In psychiatry, we lack the easy targets for population-level implementations of risk prediction that are available in other areas of clinical medicine. In cardiovascular disorders, adding genetics to well-established risk models (the pooled cohort equations, the QRISK3 prediction algorithm) could identify those at high risk where this would not be detected in standard screening programs (
10). In cancer, genetics might be used to determine individual-specific screening programs (
11,
12). These implementations of genetics will be beneficial in making genetic data more widely available in electronic health records, recalling that the key advantage of genetics is its stability across the lifespan, so that a single genetic test can be used to calculate any PGS.

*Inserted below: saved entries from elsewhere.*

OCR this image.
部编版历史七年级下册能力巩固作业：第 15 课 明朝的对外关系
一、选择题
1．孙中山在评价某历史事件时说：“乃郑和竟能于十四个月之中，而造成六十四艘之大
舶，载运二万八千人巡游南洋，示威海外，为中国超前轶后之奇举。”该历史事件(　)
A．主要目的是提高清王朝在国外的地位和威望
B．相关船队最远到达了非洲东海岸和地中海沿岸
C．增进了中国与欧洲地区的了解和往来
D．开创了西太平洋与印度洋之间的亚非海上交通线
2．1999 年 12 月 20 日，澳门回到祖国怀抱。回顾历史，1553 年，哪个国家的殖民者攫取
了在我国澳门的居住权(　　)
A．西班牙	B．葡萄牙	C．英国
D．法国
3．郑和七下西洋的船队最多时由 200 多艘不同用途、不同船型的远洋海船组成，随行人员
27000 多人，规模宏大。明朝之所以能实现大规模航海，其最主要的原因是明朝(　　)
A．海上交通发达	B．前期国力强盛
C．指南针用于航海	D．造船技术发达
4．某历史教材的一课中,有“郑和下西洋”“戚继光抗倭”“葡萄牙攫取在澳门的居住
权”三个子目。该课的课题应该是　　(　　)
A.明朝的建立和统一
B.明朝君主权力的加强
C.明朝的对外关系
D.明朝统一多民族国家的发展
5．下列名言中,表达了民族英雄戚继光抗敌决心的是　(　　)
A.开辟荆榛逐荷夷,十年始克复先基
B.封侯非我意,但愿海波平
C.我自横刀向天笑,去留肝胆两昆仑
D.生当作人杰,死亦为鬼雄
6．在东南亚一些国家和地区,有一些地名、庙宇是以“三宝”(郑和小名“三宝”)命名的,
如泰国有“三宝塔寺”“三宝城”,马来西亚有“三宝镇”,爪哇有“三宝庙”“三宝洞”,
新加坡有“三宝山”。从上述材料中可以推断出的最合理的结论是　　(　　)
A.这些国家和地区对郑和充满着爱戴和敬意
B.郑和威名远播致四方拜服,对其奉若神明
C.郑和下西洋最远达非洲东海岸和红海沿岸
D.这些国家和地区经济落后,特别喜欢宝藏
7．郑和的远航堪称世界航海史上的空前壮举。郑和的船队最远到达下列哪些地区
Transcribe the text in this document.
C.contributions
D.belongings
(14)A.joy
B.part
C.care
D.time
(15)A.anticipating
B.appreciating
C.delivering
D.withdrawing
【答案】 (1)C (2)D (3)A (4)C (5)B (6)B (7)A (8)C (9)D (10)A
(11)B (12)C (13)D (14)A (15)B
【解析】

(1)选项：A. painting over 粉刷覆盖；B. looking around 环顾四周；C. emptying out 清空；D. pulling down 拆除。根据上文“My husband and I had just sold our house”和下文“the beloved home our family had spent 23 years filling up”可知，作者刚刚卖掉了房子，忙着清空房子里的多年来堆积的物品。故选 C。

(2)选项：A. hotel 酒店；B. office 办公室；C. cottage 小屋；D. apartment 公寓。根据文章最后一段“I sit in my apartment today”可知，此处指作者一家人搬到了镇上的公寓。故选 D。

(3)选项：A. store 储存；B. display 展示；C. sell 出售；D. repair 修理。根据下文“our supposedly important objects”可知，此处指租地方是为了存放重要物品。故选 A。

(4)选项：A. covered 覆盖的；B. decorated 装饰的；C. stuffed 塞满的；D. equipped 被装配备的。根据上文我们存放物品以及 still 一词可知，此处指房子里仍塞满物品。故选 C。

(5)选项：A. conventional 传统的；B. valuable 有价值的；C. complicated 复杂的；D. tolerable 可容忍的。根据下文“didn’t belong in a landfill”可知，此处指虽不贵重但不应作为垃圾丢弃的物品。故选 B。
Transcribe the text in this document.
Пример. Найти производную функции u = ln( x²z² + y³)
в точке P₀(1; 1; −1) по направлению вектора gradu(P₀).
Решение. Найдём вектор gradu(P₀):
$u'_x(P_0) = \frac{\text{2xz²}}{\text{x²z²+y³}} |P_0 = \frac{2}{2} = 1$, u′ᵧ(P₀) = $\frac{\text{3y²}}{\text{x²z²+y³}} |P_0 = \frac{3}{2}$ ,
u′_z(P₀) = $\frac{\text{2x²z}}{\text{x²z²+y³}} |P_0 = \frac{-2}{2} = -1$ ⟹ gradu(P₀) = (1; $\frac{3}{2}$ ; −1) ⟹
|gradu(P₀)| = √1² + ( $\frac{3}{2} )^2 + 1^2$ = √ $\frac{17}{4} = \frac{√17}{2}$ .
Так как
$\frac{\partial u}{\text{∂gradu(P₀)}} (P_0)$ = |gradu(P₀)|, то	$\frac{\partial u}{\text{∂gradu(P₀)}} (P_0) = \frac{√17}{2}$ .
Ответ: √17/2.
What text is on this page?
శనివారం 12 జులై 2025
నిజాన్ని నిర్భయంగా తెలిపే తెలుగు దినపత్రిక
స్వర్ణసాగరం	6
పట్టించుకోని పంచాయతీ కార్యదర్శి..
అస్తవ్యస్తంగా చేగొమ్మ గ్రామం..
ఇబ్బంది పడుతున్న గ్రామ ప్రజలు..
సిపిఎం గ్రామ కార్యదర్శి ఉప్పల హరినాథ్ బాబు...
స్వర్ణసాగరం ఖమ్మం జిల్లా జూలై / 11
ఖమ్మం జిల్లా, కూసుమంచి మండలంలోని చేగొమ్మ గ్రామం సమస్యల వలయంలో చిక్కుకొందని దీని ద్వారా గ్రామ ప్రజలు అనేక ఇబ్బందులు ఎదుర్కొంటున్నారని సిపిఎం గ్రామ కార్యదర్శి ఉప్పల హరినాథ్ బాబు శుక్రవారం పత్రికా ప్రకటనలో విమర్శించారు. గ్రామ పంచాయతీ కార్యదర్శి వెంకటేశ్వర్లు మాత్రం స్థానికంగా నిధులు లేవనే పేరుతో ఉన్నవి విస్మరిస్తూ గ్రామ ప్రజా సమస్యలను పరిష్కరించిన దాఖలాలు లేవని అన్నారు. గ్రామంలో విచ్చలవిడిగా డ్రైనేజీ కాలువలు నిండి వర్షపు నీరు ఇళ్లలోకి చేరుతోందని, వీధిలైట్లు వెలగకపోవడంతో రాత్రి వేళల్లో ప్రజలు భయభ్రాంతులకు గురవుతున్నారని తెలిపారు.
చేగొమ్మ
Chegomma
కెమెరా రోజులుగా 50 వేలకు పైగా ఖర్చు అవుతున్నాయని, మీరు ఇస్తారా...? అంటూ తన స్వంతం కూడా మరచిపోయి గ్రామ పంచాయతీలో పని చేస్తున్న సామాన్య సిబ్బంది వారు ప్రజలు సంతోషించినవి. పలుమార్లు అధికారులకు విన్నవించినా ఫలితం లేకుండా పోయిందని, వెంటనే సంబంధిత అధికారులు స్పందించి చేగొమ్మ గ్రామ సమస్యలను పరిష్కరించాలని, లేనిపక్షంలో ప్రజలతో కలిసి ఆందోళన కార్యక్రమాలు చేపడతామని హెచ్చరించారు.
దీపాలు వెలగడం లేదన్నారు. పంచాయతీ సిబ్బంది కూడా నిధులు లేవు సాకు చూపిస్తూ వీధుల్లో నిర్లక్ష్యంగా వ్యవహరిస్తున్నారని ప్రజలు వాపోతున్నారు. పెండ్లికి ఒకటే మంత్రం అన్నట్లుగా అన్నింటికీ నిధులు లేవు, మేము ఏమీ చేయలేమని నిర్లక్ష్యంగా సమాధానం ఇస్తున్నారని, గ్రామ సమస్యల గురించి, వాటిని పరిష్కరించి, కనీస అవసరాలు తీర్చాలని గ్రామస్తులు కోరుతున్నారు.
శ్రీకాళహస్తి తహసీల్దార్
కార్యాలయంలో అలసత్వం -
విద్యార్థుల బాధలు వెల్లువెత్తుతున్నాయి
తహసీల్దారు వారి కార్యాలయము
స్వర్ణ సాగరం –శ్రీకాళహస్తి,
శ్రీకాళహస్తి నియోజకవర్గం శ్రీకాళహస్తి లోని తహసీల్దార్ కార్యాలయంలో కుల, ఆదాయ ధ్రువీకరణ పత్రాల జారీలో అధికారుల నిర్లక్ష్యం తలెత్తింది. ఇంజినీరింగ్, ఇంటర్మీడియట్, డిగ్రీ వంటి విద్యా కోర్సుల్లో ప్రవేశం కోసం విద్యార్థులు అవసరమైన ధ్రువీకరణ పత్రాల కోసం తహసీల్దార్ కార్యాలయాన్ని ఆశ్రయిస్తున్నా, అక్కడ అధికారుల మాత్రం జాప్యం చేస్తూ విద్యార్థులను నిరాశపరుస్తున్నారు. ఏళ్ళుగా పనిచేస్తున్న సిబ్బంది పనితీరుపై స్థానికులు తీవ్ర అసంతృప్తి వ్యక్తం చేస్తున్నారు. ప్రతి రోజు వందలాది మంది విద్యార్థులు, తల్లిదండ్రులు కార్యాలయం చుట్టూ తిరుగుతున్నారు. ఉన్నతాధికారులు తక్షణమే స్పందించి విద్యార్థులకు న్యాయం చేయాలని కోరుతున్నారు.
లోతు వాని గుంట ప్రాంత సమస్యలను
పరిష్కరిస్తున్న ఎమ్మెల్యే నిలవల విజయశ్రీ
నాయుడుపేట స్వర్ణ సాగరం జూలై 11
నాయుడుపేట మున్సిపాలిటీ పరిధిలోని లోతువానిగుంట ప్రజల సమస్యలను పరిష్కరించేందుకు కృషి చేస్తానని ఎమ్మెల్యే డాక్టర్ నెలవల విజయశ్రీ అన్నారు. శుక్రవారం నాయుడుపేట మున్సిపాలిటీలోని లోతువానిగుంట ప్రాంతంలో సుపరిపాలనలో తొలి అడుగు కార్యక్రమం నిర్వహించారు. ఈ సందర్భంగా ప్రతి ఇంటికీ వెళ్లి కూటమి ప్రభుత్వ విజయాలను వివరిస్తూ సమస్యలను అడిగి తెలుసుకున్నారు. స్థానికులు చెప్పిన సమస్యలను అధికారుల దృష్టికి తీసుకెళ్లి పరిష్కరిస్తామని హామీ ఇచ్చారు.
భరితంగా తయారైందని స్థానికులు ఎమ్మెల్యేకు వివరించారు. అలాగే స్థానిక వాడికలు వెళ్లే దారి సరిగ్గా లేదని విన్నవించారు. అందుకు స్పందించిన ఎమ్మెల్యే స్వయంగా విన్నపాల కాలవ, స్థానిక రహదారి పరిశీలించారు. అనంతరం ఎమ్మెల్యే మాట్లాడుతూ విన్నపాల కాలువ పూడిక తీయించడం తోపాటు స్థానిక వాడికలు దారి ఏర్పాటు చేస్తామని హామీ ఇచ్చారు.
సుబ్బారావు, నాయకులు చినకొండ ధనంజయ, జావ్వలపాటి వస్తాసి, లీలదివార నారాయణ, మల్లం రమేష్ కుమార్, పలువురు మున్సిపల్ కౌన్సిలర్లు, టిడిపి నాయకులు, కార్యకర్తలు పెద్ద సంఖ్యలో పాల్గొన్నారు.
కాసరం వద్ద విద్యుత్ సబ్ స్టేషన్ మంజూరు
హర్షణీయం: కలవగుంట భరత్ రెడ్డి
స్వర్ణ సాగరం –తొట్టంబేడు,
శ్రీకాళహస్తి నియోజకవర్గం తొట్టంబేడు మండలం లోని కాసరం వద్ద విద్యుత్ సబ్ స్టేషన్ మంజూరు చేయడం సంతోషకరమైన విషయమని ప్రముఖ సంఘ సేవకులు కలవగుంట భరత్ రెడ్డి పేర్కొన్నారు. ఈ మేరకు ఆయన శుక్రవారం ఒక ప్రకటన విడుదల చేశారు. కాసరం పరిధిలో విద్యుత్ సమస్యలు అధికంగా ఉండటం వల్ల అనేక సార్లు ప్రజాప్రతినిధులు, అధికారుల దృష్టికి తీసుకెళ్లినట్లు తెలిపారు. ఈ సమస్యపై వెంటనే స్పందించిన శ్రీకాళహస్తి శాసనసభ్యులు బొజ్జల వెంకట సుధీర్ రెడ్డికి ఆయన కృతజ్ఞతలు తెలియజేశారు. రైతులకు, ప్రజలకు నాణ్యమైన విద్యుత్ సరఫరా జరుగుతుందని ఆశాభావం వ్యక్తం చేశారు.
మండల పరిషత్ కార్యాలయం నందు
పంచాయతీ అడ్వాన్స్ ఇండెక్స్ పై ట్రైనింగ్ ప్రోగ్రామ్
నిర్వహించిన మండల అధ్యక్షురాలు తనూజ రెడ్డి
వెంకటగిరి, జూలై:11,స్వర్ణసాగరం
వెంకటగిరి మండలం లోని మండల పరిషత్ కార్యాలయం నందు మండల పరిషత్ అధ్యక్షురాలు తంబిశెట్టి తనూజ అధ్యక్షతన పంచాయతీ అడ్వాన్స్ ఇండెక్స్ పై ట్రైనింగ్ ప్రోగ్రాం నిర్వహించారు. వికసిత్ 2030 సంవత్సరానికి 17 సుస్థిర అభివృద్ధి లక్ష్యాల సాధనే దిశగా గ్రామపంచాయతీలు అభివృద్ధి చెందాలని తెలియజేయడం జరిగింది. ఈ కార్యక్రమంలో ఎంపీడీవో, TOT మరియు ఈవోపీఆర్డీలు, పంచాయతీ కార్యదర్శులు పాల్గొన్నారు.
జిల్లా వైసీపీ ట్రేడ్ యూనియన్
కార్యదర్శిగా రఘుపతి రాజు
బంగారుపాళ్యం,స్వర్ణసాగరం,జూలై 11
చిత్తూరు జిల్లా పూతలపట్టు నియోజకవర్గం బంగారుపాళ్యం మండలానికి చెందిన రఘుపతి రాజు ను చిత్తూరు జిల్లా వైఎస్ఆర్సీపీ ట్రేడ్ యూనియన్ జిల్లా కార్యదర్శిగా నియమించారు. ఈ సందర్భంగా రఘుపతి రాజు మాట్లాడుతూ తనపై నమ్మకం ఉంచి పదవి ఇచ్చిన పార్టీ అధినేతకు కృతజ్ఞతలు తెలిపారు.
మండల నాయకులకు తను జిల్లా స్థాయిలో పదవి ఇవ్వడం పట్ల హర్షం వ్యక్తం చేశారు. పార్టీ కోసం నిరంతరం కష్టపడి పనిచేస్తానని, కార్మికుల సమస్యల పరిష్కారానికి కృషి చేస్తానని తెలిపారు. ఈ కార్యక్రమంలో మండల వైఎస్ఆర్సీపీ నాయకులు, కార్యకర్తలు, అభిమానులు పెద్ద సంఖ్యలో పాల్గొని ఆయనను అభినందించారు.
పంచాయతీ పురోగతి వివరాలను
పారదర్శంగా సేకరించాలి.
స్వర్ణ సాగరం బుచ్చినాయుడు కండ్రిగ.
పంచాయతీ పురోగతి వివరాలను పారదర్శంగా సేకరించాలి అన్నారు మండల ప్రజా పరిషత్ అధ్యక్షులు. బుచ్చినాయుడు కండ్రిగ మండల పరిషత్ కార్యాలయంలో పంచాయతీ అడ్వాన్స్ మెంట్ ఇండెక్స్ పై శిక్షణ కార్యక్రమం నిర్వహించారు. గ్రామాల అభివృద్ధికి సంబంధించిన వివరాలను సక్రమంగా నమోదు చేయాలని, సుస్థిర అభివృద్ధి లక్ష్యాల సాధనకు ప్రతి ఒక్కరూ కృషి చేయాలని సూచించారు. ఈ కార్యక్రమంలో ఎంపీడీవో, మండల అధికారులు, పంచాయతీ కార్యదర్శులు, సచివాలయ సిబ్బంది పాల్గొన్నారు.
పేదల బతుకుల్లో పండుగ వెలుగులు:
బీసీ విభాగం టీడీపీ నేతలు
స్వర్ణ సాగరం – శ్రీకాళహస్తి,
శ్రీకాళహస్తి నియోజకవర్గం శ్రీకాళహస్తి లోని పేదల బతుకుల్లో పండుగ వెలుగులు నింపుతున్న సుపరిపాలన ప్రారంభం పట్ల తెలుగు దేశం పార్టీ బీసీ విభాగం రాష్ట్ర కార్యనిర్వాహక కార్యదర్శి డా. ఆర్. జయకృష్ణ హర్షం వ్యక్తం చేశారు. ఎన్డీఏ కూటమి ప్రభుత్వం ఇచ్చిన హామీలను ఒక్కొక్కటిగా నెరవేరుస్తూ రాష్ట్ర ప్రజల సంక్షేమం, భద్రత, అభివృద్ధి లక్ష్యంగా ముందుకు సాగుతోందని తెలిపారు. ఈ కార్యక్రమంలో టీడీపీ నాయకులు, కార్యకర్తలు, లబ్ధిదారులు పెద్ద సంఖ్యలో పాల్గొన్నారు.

In summary, PGSs are now well established as a research tool, providing insights on relationships between psychiatric disorders, and heterogeneity within disorders. Their adoption in research studies has been facilitated by the relatively low cost of genotyping. Further, powerful and flexible software tools allow PGSs to be easily integrated with study data and analysis pipelines. However, PGSs are not yet ready for clinical implementation in psychiatry, except potentially in combination with CNV testing. Looking forward, the utility of PGSs in other areas of medicine may lead to PGSs becoming widely available in medical records. We should continue to evaluate how, where, and when they might be useful in psychiatry.